We set up the highly sensitive and accurate Selective Reaction Monitoring technique by using heavy isotope labeled peptides in order to obtain in vivo absolute quantification of the outer membrane proteome of Salmonella i.e. the copy number per cell. This targeted proteomics technique enables the envelope characterization of different subsets of Salmonella mutants in various environments and will be used as a guide to optimize in vitro conditions that mimic the in vivo Salmonella envelope properties.

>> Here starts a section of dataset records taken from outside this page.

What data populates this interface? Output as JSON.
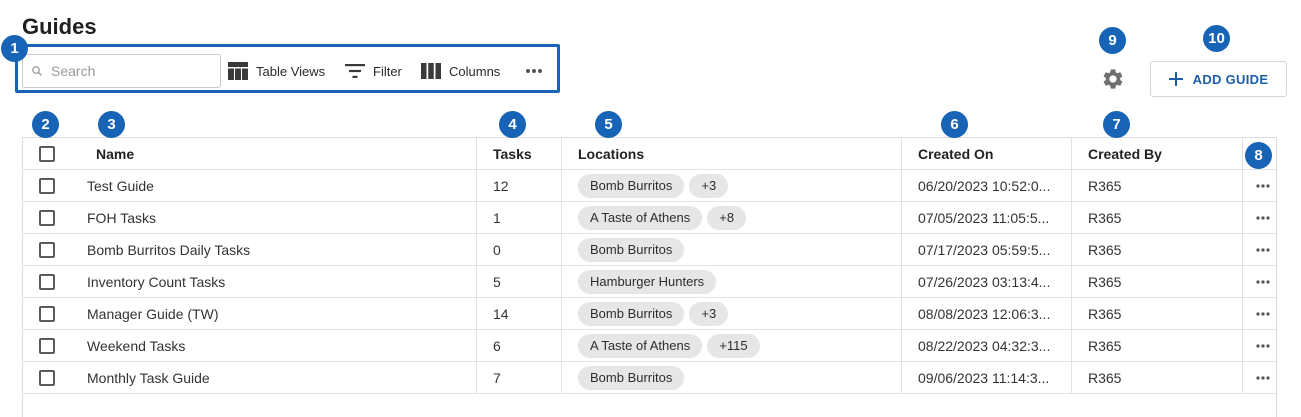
{
  "page": {
    "title": "Guides"
  },
  "toolbar": {
    "search_placeholder": "Search",
    "table_views_label": "Table Views",
    "filter_label": "Filter",
    "columns_label": "Columns"
  },
  "actions": {
    "add_guide_label": "ADD GUIDE"
  },
  "callouts": [
    "1",
    "2",
    "3",
    "4",
    "5",
    "6",
    "7",
    "8",
    "9",
    "10"
  ],
  "table": {
    "headers": {
      "name": "Name",
      "tasks": "Tasks",
      "locations": "Locations",
      "created_on": "Created On",
      "created_by": "Created By"
    },
    "rows": [
      {
        "name": "Test Guide",
        "tasks": "12",
        "location": "Bomb Burritos",
        "more": "+3",
        "created_on": "06/20/2023 10:52:0...",
        "created_by": "R365"
      },
      {
        "name": "FOH Tasks",
        "tasks": "1",
        "location": "A Taste of Athens",
        "more": "+8",
        "created_on": "07/05/2023 11:05:5...",
        "created_by": "R365"
      },
      {
        "name": "Bomb Burritos Daily Tasks",
        "tasks": "0",
        "location": "Bomb Burritos",
        "more": "",
        "created_on": "07/17/2023 05:59:5...",
        "created_by": "R365"
      },
      {
        "name": "Inventory Count Tasks",
        "tasks": "5",
        "location": "Hamburger Hunters",
        "more": "",
        "created_on": "07/26/2023 03:13:4...",
        "created_by": "R365"
      },
      {
        "name": "Manager Guide (TW)",
        "tasks": "14",
        "location": "Bomb Burritos",
        "more": "+3",
        "created_on": "08/08/2023 12:06:3...",
        "created_by": "R365"
      },
      {
        "name": "Weekend Tasks",
        "tasks": "6",
        "location": "A Taste of Athens",
        "more": "+115",
        "created_on": "08/22/2023 04:32:3...",
        "created_by": "R365"
      },
      {
        "name": "Monthly Task Guide",
        "tasks": "7",
        "location": "Bomb Burritos",
        "more": "",
        "created_on": "09/06/2023 11:14:3...",
        "created_by": "R365"
      }
    ]
  },
  "colors": {
    "accent": "#1763b5",
    "chip_bg": "#e6e6e6",
    "add_text": "#1c5fa8"
  },
  "icons": [
    "search-icon",
    "table-views-icon",
    "filter-icon",
    "columns-icon",
    "more-horiz-icon",
    "gear-icon",
    "plus-icon",
    "row-more-icon"
  ]
}
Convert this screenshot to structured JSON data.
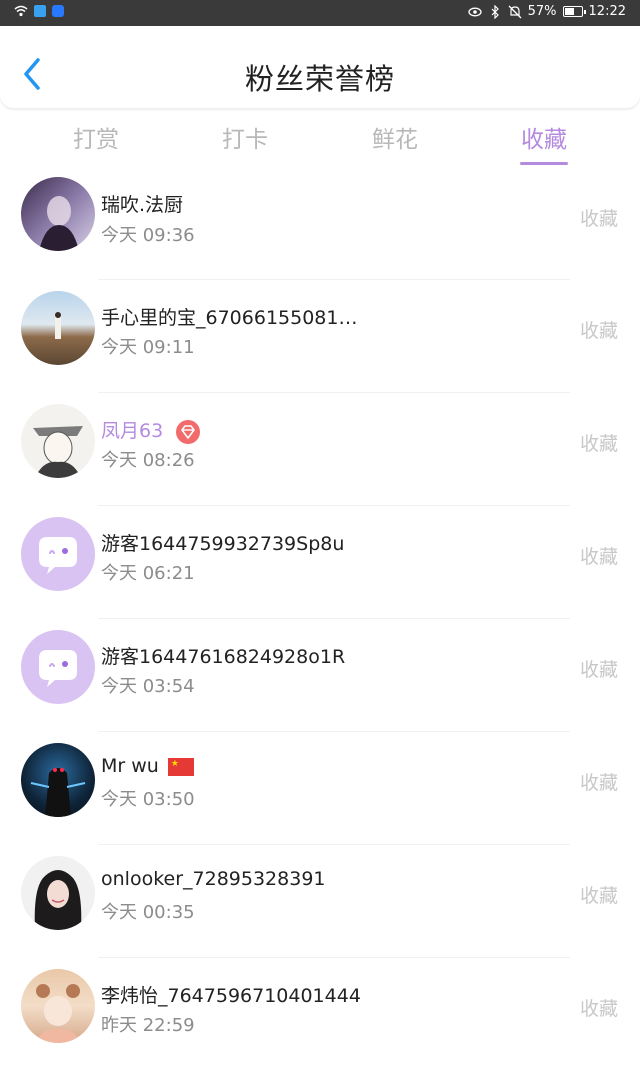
{
  "status_bar": {
    "battery": "57%",
    "time": "12:22"
  },
  "header": {
    "title": "粉丝荣誉榜"
  },
  "tabs": [
    {
      "label": "打赏",
      "active": false
    },
    {
      "label": "打卡",
      "active": false
    },
    {
      "label": "鲜花",
      "active": false
    },
    {
      "label": "收藏",
      "active": true
    }
  ],
  "rows": [
    {
      "name": "瑞吹.法厨",
      "time": "今天 09:36",
      "action": "收藏"
    },
    {
      "name": "手心里的宝_67066155081…",
      "time": "今天 09:11",
      "action": "收藏"
    },
    {
      "name": "凤月63",
      "time": "今天 08:26",
      "action": "收藏"
    },
    {
      "name": "游客1644759932739Sp8u",
      "time": "今天 06:21",
      "action": "收藏"
    },
    {
      "name": "游客16447616824928o1R",
      "time": "今天 03:54",
      "action": "收藏"
    },
    {
      "name": "Mr wu",
      "time": "今天 03:50",
      "action": "收藏"
    },
    {
      "name": "onlooker_72895328391",
      "time": "今天 00:35",
      "action": "收藏"
    },
    {
      "name": "李炜怡_7647596710401444",
      "time": "昨天 22:59",
      "action": "收藏"
    }
  ],
  "colors": {
    "accent": "#b48be0",
    "muted": "#c8c8c8",
    "back_arrow": "#2196f3"
  }
}
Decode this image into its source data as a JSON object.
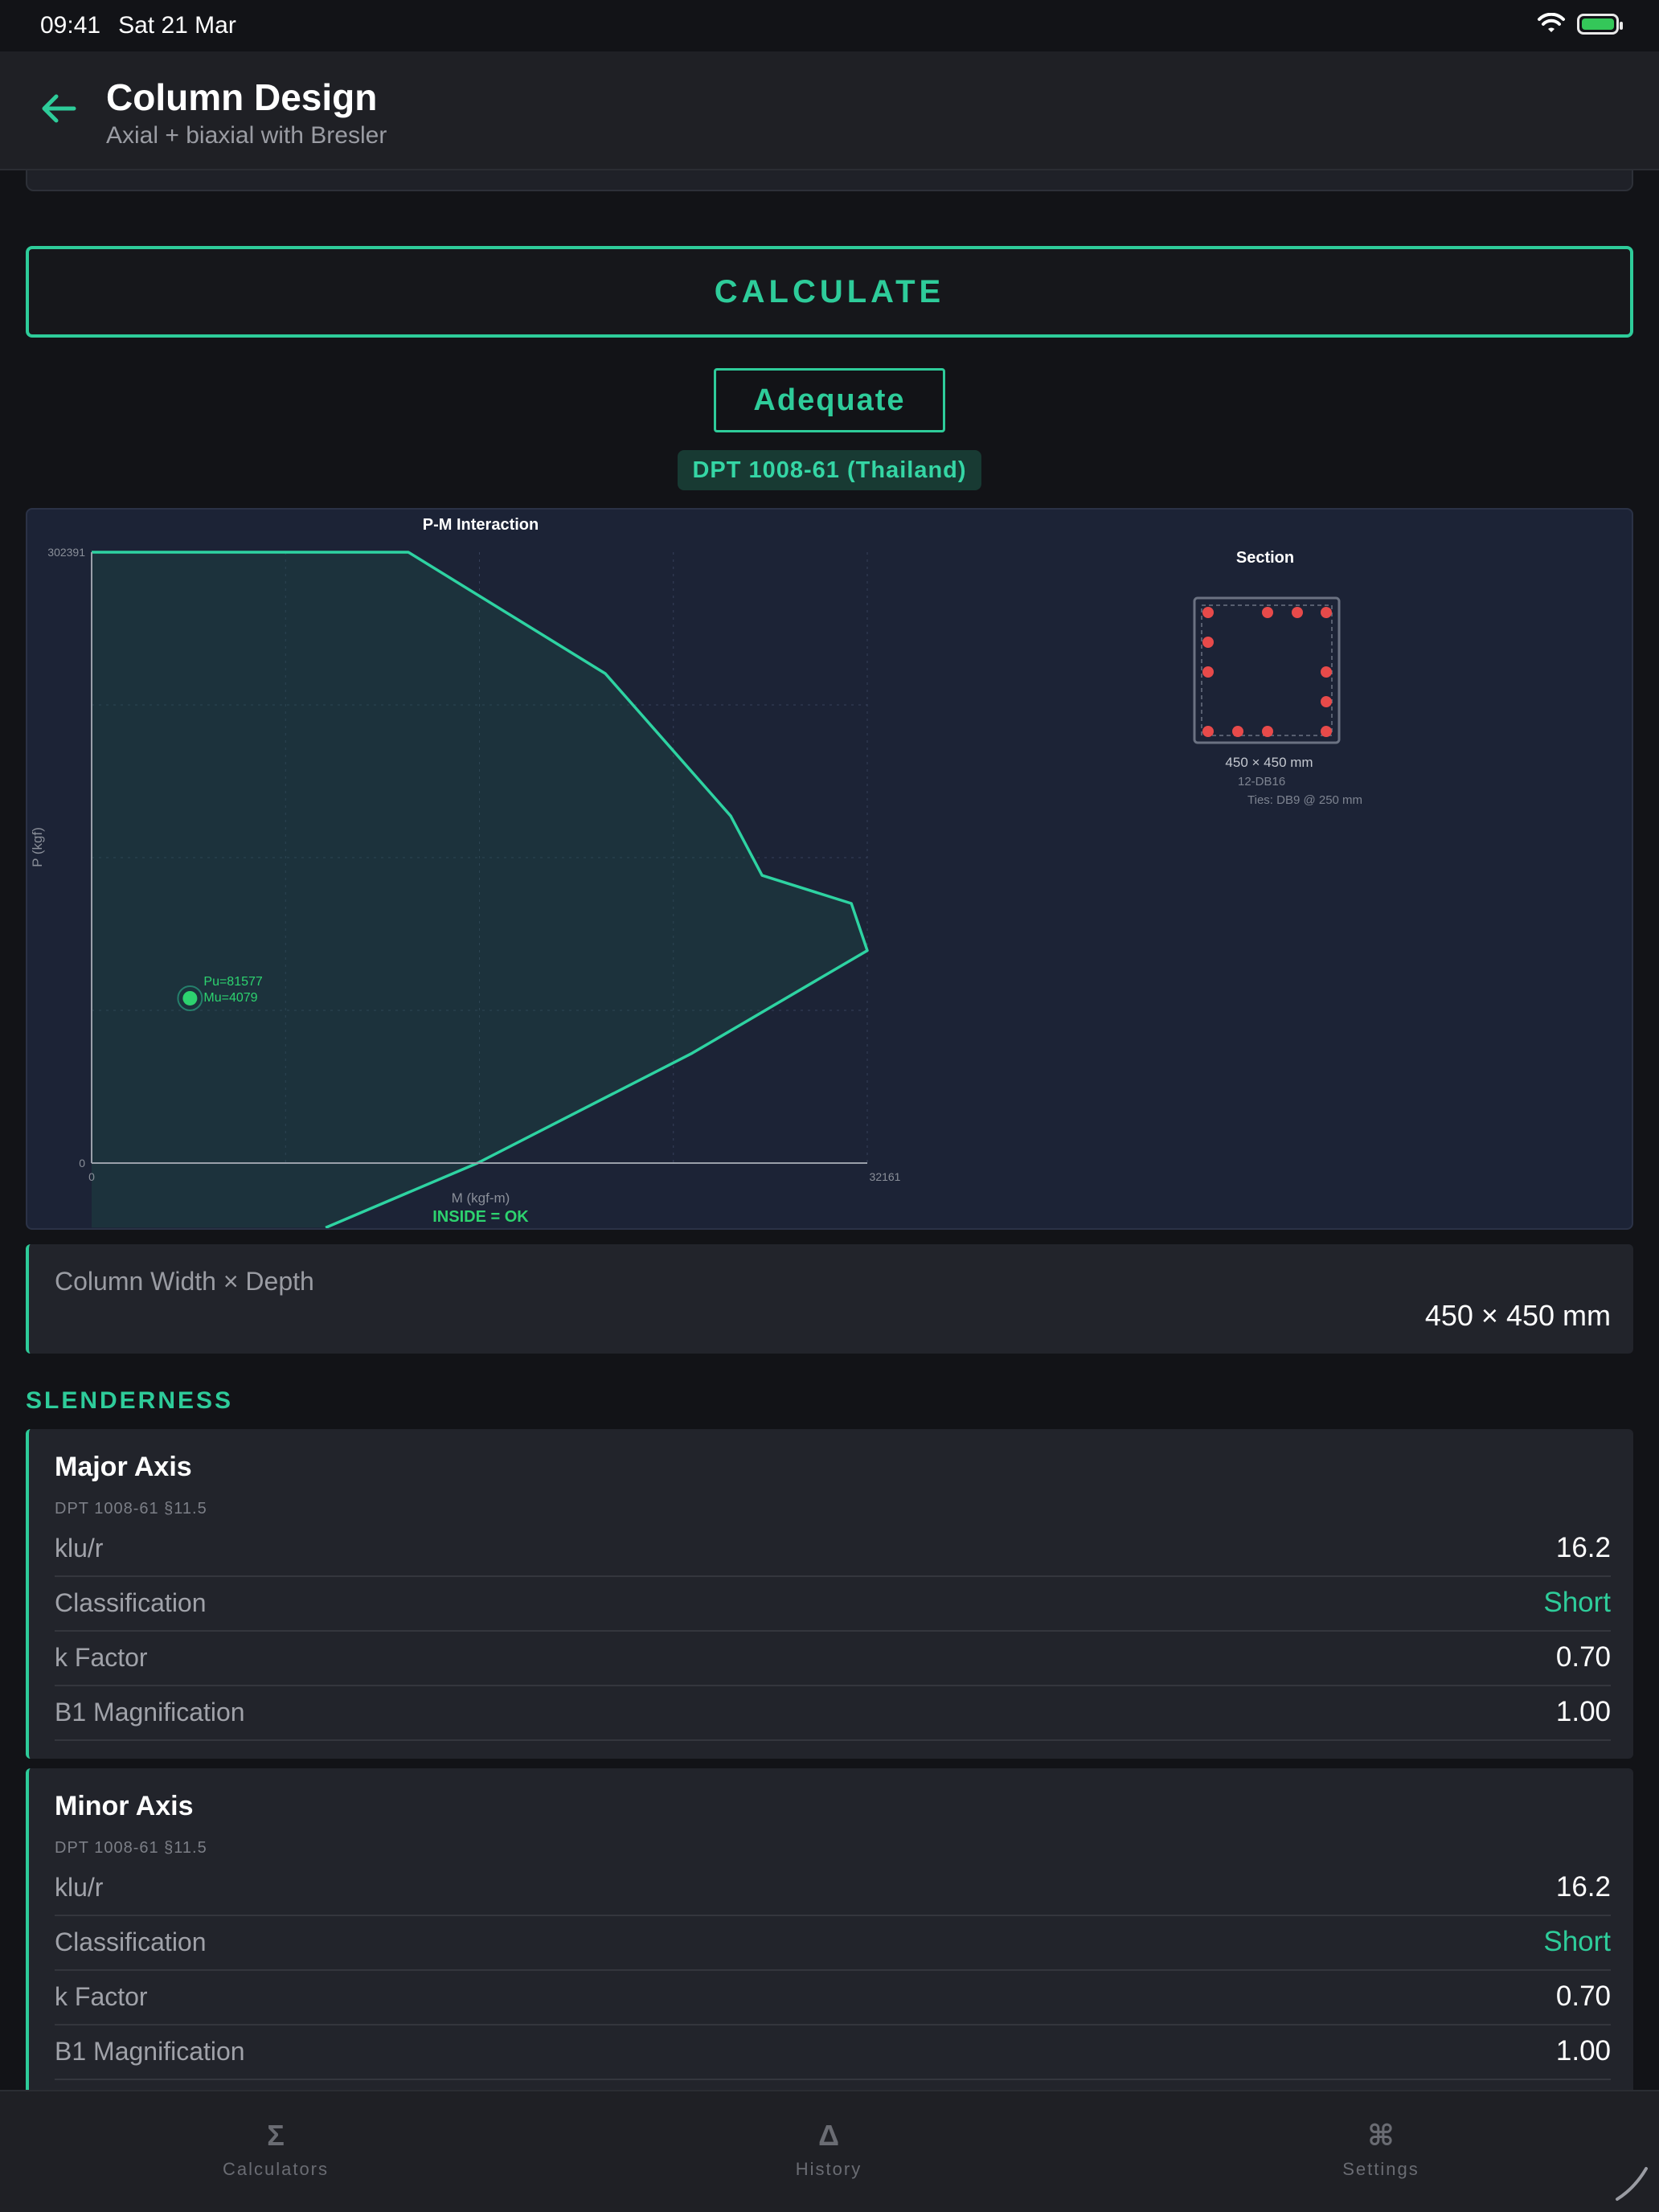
{
  "status": {
    "time": "09:41",
    "date": "Sat 21 Mar"
  },
  "header": {
    "title": "Column Design",
    "subtitle": "Axial + biaxial with Bresler"
  },
  "actions": {
    "calculate_label": "CALCULATE"
  },
  "result": {
    "verdict": "Adequate",
    "code": "DPT 1008-61 (Thailand)"
  },
  "chart_data": {
    "type": "line",
    "title": "P-M Interaction",
    "xlabel": "M (kgf-m)",
    "ylabel": "P (kgf)",
    "xlim": [
      0,
      32161
    ],
    "ylim": [
      0,
      302391
    ],
    "x_tick_labels": [
      "0",
      "32161"
    ],
    "y_tick_labels": [
      "0",
      "302391"
    ],
    "series": [
      {
        "points": [
          [
            0,
            302391
          ],
          [
            13130,
            302391
          ],
          [
            21300,
            242300
          ],
          [
            26500,
            171800
          ],
          [
            27800,
            142400
          ],
          [
            31500,
            128500
          ],
          [
            32161,
            105200
          ],
          [
            24900,
            54400
          ],
          [
            16000,
            0
          ],
          [
            9700,
            -32000
          ]
        ]
      }
    ],
    "demand_point": {
      "M": 4079,
      "P": 81577,
      "label_p": "Pu=81577",
      "label_m": "Mu=4079"
    },
    "status_text": "INSIDE = OK",
    "grid": true
  },
  "section": {
    "title": "Section",
    "dims": "450 × 450 mm",
    "bars": "12-DB16",
    "ties": "Ties: DB9 @ 250 mm",
    "bar_color": "#e74a4a"
  },
  "dimension_card": {
    "label": "Column Width × Depth",
    "value": "450 × 450 mm"
  },
  "slenderness": {
    "title": "SLENDERNESS",
    "major": {
      "name": "Major Axis",
      "ref": "DPT 1008-61 §11.5",
      "rows": [
        {
          "k": "klu/r",
          "v": "16.2"
        },
        {
          "k": "Classification",
          "v": "Short"
        },
        {
          "k": "k Factor",
          "v": "0.70"
        },
        {
          "k": "B1 Magnification",
          "v": "1.00"
        }
      ]
    },
    "minor": {
      "name": "Minor Axis",
      "ref": "DPT 1008-61 §11.5",
      "rows": [
        {
          "k": "klu/r",
          "v": "16.2"
        },
        {
          "k": "Classification",
          "v": "Short"
        },
        {
          "k": "k Factor",
          "v": "0.70"
        },
        {
          "k": "B1 Magnification",
          "v": "1.00"
        }
      ]
    }
  },
  "tabs": [
    {
      "glyph": "Σ",
      "label": "Calculators",
      "icon": "sigma-icon"
    },
    {
      "glyph": "Δ",
      "label": "History",
      "icon": "delta-icon"
    },
    {
      "glyph": "⌘",
      "label": "Settings",
      "icon": "command-icon"
    }
  ],
  "colors": {
    "accent": "#2ecc9a",
    "background": "#121317",
    "card": "#22242b",
    "chart_bg": "#1c2336"
  }
}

The bacterial envelope is an interface to the host that is crucial for virulence and a potential target structure for vaccination. The outer membrane of Salmonella is a dynamic compartment that modulates its composition according to various stresses. However, our knowledge of in vivo quantitative envelope composition remains incomplete as most of the outer membrane proteins are expressed below the quantification threshold of standard shotgun proteomics approaches. To obtain absolute quantification of the outer membrane proteome of Salmonella in vivo, we set up the highly sensitive and accurate Selective Reaction Monitoring proteomics technique. As an example, we can identify a peptide from OmpF with high sensitivity and quantify it accurately using a mixed-in heavy isotope labeled synthetic peptide with the same sequence (Fig. 1A). This targeted approach enabled the characterization of 68 outer membrane proteins of different Salmonella strains and compare it to WT outer membrane proteins under various in vitro and in vivo conditions. Fig. 1B shows a comparison of WT Salmonella with an rpoE mutant that has a defect in responses to envelope stress. Most proteins are similarly abundant but the simple porin OmpD and the gated porin FhuE are more abundant in the mutant, while the efflux-associated outer membrane channel YohG is less abundant. We currently obtain large-scale data sets for Salmonella subpopulations with different growth rates and stress level from infected mouse tissues.
Proteome analysis of Salmonella outer membrane proteins. A) Identification and quantification of OmpF using an internal heavy isotope-labeled reference peptide. B) Comparison of outer membrane protein abundance in WT and rpoE Salmonella.
Outlook for last year
We will optimize the proteomics approach to cover all 85 relevant outer membrane proteins. We will enlarge our in vivo data set by including Salmonella samples from antibiotics-treated mice. Finally, the accumulating in vivo envelope composition data will be used as a guide to optimize in vitro conditions that mimic the in vivo Salmonella envelope properties.